Other CARD Act Protections

There were a number of consumer protections provided by the CARD Act that do not apply to small business cards. These include:

  • Penalty Fee Restrictions: penalty fees have to be “reasonable and proportional” to the relevant violation of account terms. In general, penalty fees for consumers should be restricted to $25 for a first late payment and $35 for each subsequent late payment.
  • Overlimit Fee Opt-In: issuers can only charge an overlimit fee if the customer opts in to overdraft protection.
  • Payment timing: Payments must be due on the same day of every month, reducing the risk of confusion.
  • Payment Allocation: When the payment amount exceeds the minimum due, issuers generally need to apply the amount above the minimum due to the balances with the highest interest rates first.
  • Monthly Statements: The statement needs to show how long it would take, and how much it would cost, to pay off the debt if only the minimum due is made. In addition, the statement needs to show the payment required in order to pay off the balance in three years.
  • Ability to pay: Card issuers cannot open a credit card or increase a credit line unless the ability of the consumer to repay is taken into account.

All of the protections listed above are required for consumer credit cards, but are not required for small business cards.

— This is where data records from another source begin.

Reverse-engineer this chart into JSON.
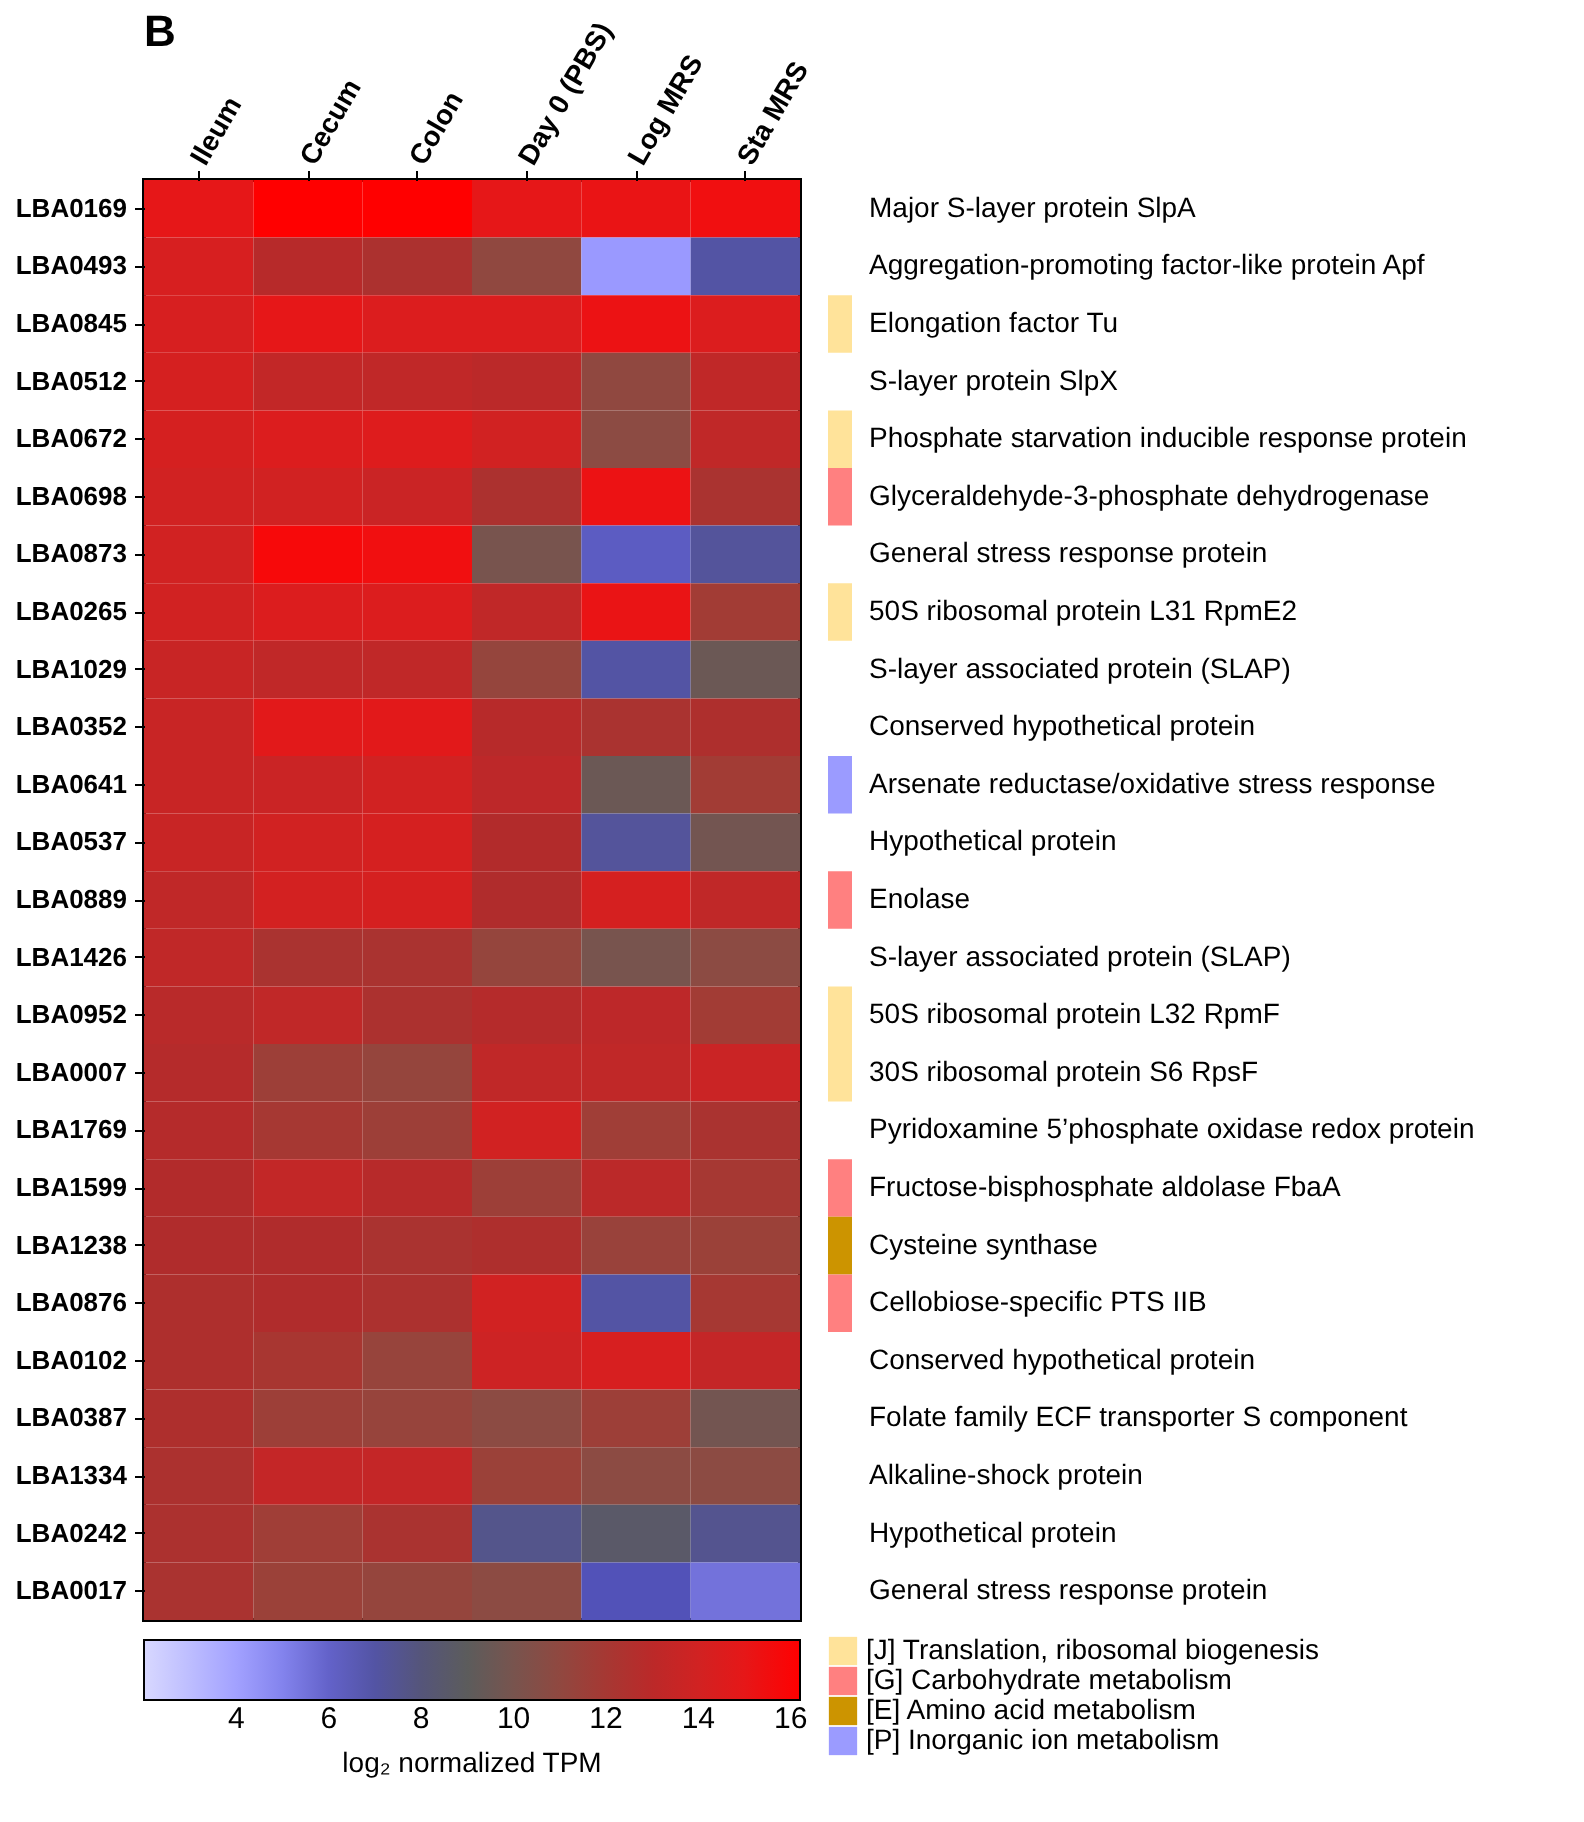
{
  "chart_data": {
    "type": "heatmap",
    "title": "B",
    "categories": [
      "Ileum",
      "Cecum",
      "Colon",
      "Day 0 (PBS)",
      "Log MRS",
      "Sta MRS"
    ],
    "y_categories": [
      "LBA0169",
      "LBA0493",
      "LBA0845",
      "LBA0512",
      "LBA0672",
      "LBA0698",
      "LBA0873",
      "LBA0265",
      "LBA1029",
      "LBA0352",
      "LBA0641",
      "LBA0537",
      "LBA0889",
      "LBA1426",
      "LBA0952",
      "LBA0007",
      "LBA1769",
      "LBA1599",
      "LBA1238",
      "LBA0876",
      "LBA0102",
      "LBA0387",
      "LBA1334",
      "LBA0242",
      "LBA0017"
    ],
    "y2_categories": [
      "Major S-layer protein SlpA",
      "Aggregation-promoting factor-like protein Apf",
      "Elongation factor Tu",
      "S-layer protein SlpX",
      "Phosphate starvation inducible response protein",
      "Glyceraldehyde-3-phosphate dehydrogenase",
      "General stress response protein",
      "50S ribosomal protein L31 RpmE2",
      "S-layer associated protein (SLAP)",
      "Conserved hypothetical protein",
      "Arsenate reductase/oxidative stress response",
      "Hypothetical protein",
      "Enolase",
      "S-layer associated protein (SLAP)",
      "50S ribosomal protein L32 RpmF",
      "30S ribosomal protein S6 RpsF",
      "Pyridoxamine 5’phosphate oxidase redox protein",
      "Fructose-bisphosphate aldolase FbaA",
      "Cysteine synthase",
      "Cellobiose-specific PTS IIB",
      "Conserved hypothetical protein",
      "Folate family ECF transporter S component",
      "Alkaline-shock protein",
      "Hypothetical protein",
      "General stress response protein"
    ],
    "cells": [
      [
        15,
        16.2,
        16.2,
        15,
        15.2,
        15.5
      ],
      [
        14.3,
        12.8,
        12.3,
        11,
        4.3,
        7
      ],
      [
        14.3,
        15,
        14.5,
        14.5,
        15.3,
        14.5
      ],
      [
        14.2,
        13.3,
        13.2,
        13,
        11,
        13.2
      ],
      [
        14.2,
        14.5,
        14.6,
        14,
        10.8,
        13.2
      ],
      [
        14,
        14,
        13.7,
        12.3,
        15.3,
        12.2
      ],
      [
        14,
        15.8,
        15.5,
        10,
        6.2,
        7.2
      ],
      [
        14,
        14.5,
        14.5,
        13.2,
        15.2,
        11.8
      ],
      [
        13.6,
        13.2,
        13.2,
        11.2,
        7,
        9.5
      ],
      [
        13.6,
        14.8,
        14.8,
        12.8,
        12.2,
        12.4
      ],
      [
        13.6,
        13.7,
        14,
        13.1,
        9.5,
        11.8
      ],
      [
        13.6,
        14,
        14.2,
        12.6,
        7.2,
        9.8
      ],
      [
        13.2,
        14.1,
        14.2,
        12.5,
        14.2,
        13.2
      ],
      [
        13.2,
        12.2,
        12.2,
        11.2,
        10,
        10.8
      ],
      [
        12.9,
        13.2,
        12.3,
        12.7,
        13.1,
        11.8
      ],
      [
        12.7,
        11.6,
        11.2,
        13.2,
        13.2,
        13.7
      ],
      [
        12.7,
        12,
        11.6,
        14,
        11.7,
        12.2
      ],
      [
        12.6,
        13.3,
        12.8,
        11.6,
        13,
        12
      ],
      [
        12.5,
        12.5,
        12.2,
        12.4,
        11.4,
        11.5
      ],
      [
        12.4,
        12.5,
        12.3,
        14,
        7,
        12
      ],
      [
        12.4,
        12.1,
        11.3,
        13.8,
        14.3,
        13.4
      ],
      [
        12.4,
        11.6,
        11.3,
        10.8,
        11.6,
        9.8
      ],
      [
        12.3,
        13.4,
        13.4,
        11.5,
        10.8,
        10.8
      ],
      [
        12.3,
        11.7,
        12.2,
        7.6,
        8.6,
        7.5
      ],
      [
        12.2,
        11.5,
        11.2,
        10.8,
        6.5,
        5.5
      ]
    ],
    "clim": [
      2,
      16.2
    ],
    "cticks": [
      4,
      6,
      8,
      10,
      12,
      14,
      16
    ],
    "clabel": "log₂ normalized TPM",
    "annotations": [
      "[J] Translation, ribosomal biogenesis",
      "[G] Carbohydrate metabolism",
      "[E] Amino acid metabolism",
      "[P] Inorganic ion metabolism"
    ]
  }
}
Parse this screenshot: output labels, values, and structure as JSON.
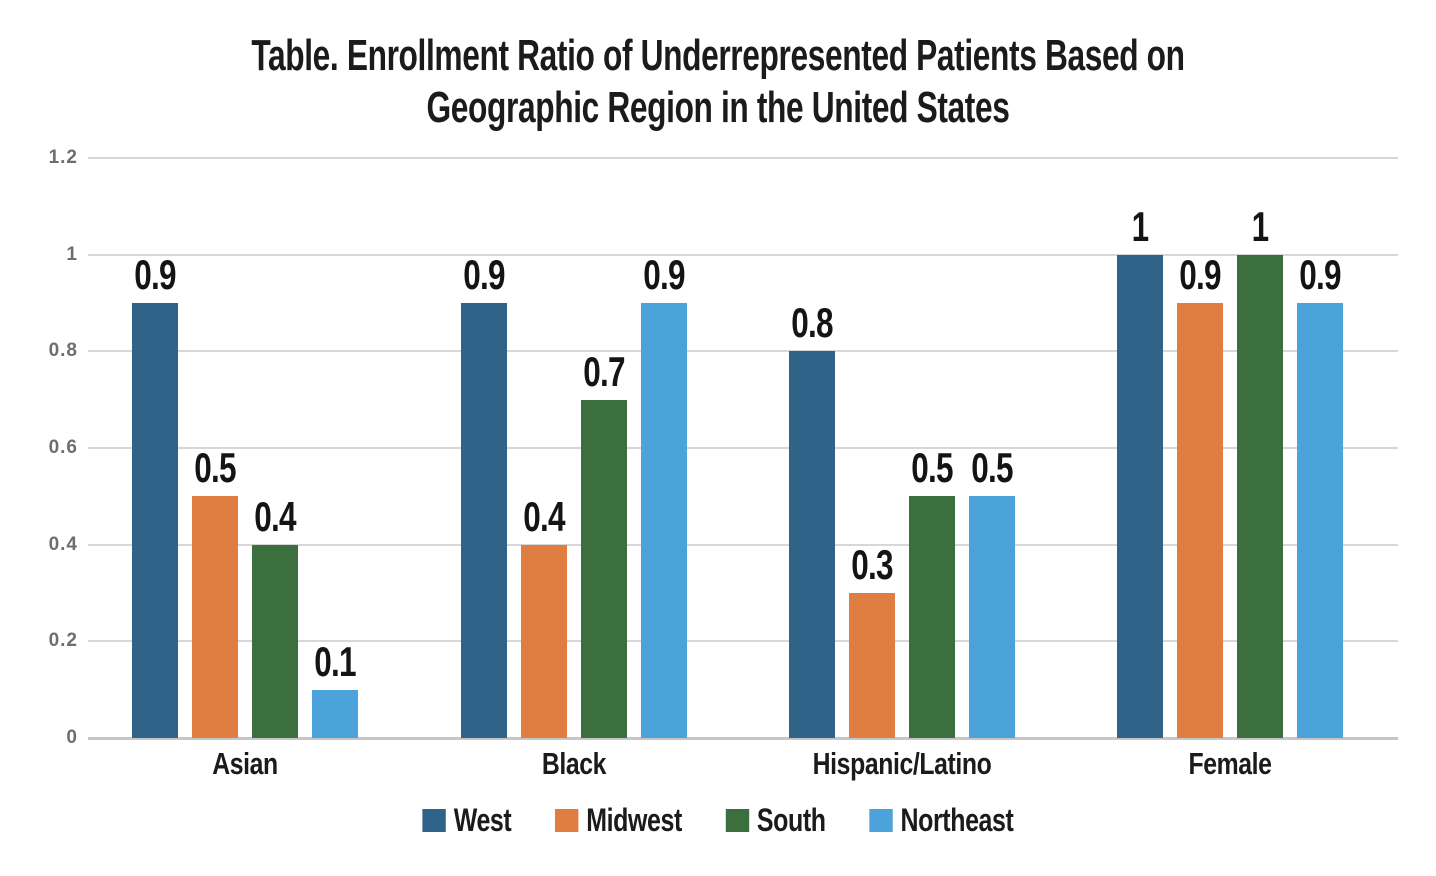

In many cases, credit card issuers have decided voluntarily to provide some of these protections to consumers. However, it is important to understand that these protections, when provided, are at the discretion of the bank and can be removed.

Small Business Credit Cards Can Still Provide A Valuable Service

When used properly, a small business credit card can still provide excellent value. Here are some of the benefits:

  • Small business credit cards can be a great way to manage discretionary expenses, particularly when combined with services like Expensify and integrated with QuickBooks. T&E, travel and other expenses can quickly get out of hand, and creating electronic records of every transaction can help the budgeting and management process.
  • A small business credit card is a free line of credit if you pay the balance in full and on time every month. In effect, you are being given a free working capital line of credit. For example, if you use Google AdWords to acquire customers, you can get 20 – 25 days (depending upon the length of the grace period) before you have to pay the bill. This can be very helpful for cash management purposes.
  • For short-term borrowing needs (for example, 30 days), a small business credit card could be the least bad option. Imagine you need to borrow $15,000 for 2 months until you get paid for a job. At an 18% interest rate, it would cost you about $450 of interest to borrow the money for two months. That is a lot cheaper than most merchant advance businesses, which have interest rates well above 40%.
  • You have the potential to earn rewards. It is easy to earn at least 2% on your spending, which can be serious money depending upon the spending needs of your business.
  • The debt associated with your small business will not appear on your personal credit report so long as you remain current, which can help keep your credit score up.
  • One of the greatest accounting risks faced by small businesses is that they co-mingle their personal and business accounts. By using a separate card, you can ensure you don’t mix up your personal and business expenses.

Just remember – if you have a longer term borrowing need, it is better to go through the process of applying for a term loan. Although the process will take a bit longer, you should be able to get a much lower, fixed interest rate.